President Murmu joins AIIMS health camp in Mayurbhanj
Synopsis
Key Takeaways
President Droupadi Murmu, Odisha Governor Dr Hari Babu Kambhampati, and Chief Minister Mohan Majhi inaugurated a health camp at Rairangpur in Mayurbhanj district on Saturday, 20 June 2026, organised in partnership with AIIMS Bhubaneswar. The event also saw the launch of several public-welfare projects aimed at improving access to healthcare and civic services for residents of the predominantly tribal district.
Context
The Chief Minister's Office of Odisha announced the event on X, noting that the health camp was held at Rairangpur in Mayurbhanj with AIIMS Bhubaneswar as the institutional partner. The post, written in Odia, stated that the occasion was used to launch multiple public-interest projects for the benefit of local people — 'ଲୋକଙ୍କ ସୁବିଧା ପାଇଁ ବିଭିନ୍ନ ଜନହିତକର ପ୍ରକଳ୍ପ' (various public-welfare projects for the convenience of the people).

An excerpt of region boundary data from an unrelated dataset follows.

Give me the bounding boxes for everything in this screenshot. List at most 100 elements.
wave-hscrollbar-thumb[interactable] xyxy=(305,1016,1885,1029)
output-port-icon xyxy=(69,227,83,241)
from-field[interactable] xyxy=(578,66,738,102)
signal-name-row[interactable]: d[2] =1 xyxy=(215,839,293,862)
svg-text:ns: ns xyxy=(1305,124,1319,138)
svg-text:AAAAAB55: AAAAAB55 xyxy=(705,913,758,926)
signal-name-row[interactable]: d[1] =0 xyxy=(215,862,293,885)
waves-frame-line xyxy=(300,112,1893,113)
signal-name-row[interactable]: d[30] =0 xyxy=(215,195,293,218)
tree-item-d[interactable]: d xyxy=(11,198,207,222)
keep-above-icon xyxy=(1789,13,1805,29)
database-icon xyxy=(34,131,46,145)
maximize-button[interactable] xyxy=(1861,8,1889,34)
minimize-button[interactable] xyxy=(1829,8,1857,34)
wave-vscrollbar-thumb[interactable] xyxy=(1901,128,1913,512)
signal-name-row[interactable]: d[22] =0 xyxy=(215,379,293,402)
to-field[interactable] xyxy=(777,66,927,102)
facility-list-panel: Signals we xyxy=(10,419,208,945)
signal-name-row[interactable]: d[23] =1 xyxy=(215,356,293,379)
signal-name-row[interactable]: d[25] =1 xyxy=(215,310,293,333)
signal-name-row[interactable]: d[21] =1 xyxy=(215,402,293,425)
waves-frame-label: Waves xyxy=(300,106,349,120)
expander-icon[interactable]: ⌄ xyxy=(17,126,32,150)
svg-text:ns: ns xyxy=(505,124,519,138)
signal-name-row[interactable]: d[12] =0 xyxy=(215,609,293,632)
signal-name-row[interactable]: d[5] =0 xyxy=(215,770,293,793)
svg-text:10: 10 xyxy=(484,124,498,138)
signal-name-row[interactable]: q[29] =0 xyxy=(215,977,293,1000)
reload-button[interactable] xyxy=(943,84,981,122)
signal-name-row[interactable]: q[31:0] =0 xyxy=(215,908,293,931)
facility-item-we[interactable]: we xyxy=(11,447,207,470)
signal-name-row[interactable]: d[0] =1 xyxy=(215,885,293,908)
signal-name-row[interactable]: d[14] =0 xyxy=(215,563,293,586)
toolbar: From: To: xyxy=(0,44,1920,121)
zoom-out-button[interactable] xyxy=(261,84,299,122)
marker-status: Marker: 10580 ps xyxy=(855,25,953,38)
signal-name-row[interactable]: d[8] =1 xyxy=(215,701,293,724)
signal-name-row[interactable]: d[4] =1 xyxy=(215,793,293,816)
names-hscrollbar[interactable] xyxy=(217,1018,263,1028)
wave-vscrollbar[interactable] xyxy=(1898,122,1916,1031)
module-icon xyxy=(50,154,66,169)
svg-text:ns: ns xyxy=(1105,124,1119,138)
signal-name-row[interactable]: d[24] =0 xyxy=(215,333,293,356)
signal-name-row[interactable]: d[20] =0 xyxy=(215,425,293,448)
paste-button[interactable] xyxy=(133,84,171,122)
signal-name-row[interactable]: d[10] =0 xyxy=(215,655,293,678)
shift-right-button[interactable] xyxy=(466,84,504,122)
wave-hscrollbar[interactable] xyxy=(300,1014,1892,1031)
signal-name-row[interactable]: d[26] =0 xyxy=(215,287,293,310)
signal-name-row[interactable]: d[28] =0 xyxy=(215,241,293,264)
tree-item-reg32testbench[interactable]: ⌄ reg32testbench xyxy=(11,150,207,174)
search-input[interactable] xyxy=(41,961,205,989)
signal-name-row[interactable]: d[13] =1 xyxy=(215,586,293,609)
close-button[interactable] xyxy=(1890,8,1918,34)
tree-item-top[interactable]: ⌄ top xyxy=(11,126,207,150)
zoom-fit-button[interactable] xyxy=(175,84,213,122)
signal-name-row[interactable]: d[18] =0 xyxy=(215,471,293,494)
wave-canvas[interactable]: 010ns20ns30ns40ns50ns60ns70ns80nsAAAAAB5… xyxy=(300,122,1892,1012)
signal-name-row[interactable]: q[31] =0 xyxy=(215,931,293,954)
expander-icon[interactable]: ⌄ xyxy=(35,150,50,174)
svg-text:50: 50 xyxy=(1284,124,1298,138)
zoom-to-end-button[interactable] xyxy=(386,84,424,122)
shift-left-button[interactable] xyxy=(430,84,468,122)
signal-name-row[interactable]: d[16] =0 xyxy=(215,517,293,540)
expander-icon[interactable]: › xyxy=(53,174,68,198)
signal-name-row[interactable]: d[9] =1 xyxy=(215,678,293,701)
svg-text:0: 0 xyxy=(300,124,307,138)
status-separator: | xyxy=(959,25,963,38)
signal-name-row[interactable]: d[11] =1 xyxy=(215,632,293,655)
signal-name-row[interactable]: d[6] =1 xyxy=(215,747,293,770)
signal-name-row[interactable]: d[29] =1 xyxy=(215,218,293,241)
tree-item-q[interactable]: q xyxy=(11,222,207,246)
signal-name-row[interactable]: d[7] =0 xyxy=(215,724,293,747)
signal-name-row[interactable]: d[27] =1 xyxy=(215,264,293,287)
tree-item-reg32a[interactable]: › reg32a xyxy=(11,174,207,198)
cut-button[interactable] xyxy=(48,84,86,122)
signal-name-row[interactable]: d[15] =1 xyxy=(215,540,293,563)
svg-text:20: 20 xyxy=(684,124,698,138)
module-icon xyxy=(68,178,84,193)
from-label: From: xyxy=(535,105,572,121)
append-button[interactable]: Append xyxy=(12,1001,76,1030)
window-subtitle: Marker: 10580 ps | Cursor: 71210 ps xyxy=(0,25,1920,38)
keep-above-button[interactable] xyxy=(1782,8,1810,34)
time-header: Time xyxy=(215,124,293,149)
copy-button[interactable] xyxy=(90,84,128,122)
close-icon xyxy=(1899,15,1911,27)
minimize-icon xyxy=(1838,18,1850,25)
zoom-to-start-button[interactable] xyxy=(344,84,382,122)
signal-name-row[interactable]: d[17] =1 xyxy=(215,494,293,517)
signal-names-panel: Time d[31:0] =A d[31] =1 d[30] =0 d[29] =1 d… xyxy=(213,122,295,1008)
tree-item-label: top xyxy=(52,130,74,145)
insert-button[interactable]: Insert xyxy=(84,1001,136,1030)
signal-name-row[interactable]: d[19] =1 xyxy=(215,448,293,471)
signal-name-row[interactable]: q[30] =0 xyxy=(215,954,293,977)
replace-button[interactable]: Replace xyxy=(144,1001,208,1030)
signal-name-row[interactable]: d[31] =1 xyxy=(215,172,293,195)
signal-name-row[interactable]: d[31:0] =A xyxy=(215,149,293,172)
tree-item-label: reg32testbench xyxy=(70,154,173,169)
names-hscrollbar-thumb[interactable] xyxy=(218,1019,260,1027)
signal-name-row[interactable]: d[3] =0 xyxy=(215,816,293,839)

The presence of President Murmu at the event carries particular symbolic weight: she was born in Mayurbhanj and is the first tribal woman to hold the office of President of India, having assumed the role in 2022.
Policy Backdrop
AIIMS Bhubaneswar was sanctioned in 2006 and became operational under the Pradhan Mantri Swasthya Suraksha Yojana, a centrally funded scheme designed to address regional imbalances in tertiary healthcare, particularly in eastern and underserved parts of India. The institution has since become a key vehicle for extending specialist medical services beyond urban centres.
Mayurbhanj is a Scheduled Tribe-majority district in northern Odisha where doctor-patient ratios have historically remained low and access to advanced diagnostics and specialist care has been limited. Outreach camps of this kind represent a model the Odisha government has used repeatedly to bring institutional medical expertise directly to remote and tribal communities.
Stakeholders and Impact
The primary beneficiaries are the tribal and rural residents of Mayurbhanj and surrounding blocks who face significant barriers — geographic, financial, and infrastructural — to accessing tertiary-level care at Bhubaneswar. Health camps anchored to a premier institution like AIIMS can provide specialist consultations, diagnostics, and medicines that would otherwise be unavailable locally.
The participation of the President, the Governor, and the Chief Minister at a single district-level health event signals strong state-centre coordination on welfare delivery in a region that has historically been a focus of tribal welfare and infrastructure programmes. The hashtag #BikasharaDharaOdishaSara — broadly translating to 'the stream of development for all of Odisha' — frames the event within the ruling dispensation's broader development narrative.
What's Next
Attention will now turn to the roll-out timelines and utilisation data for the projects inaugurated at Rairangpur, as well as whether subsequent health-camp schedules are announced for other blocks within Mayurbhanj. The model of AIIMS-partnered outreach camps, if sustained, could serve as a template for similar interventions in other tribal-belt districts of Odisha.
For a district with the demographic and historical profile of Mayurbhanj, the durability of these health infrastructure investments — rather than the inauguration itself — will ultimately determine their impact on ground-level health outcomes.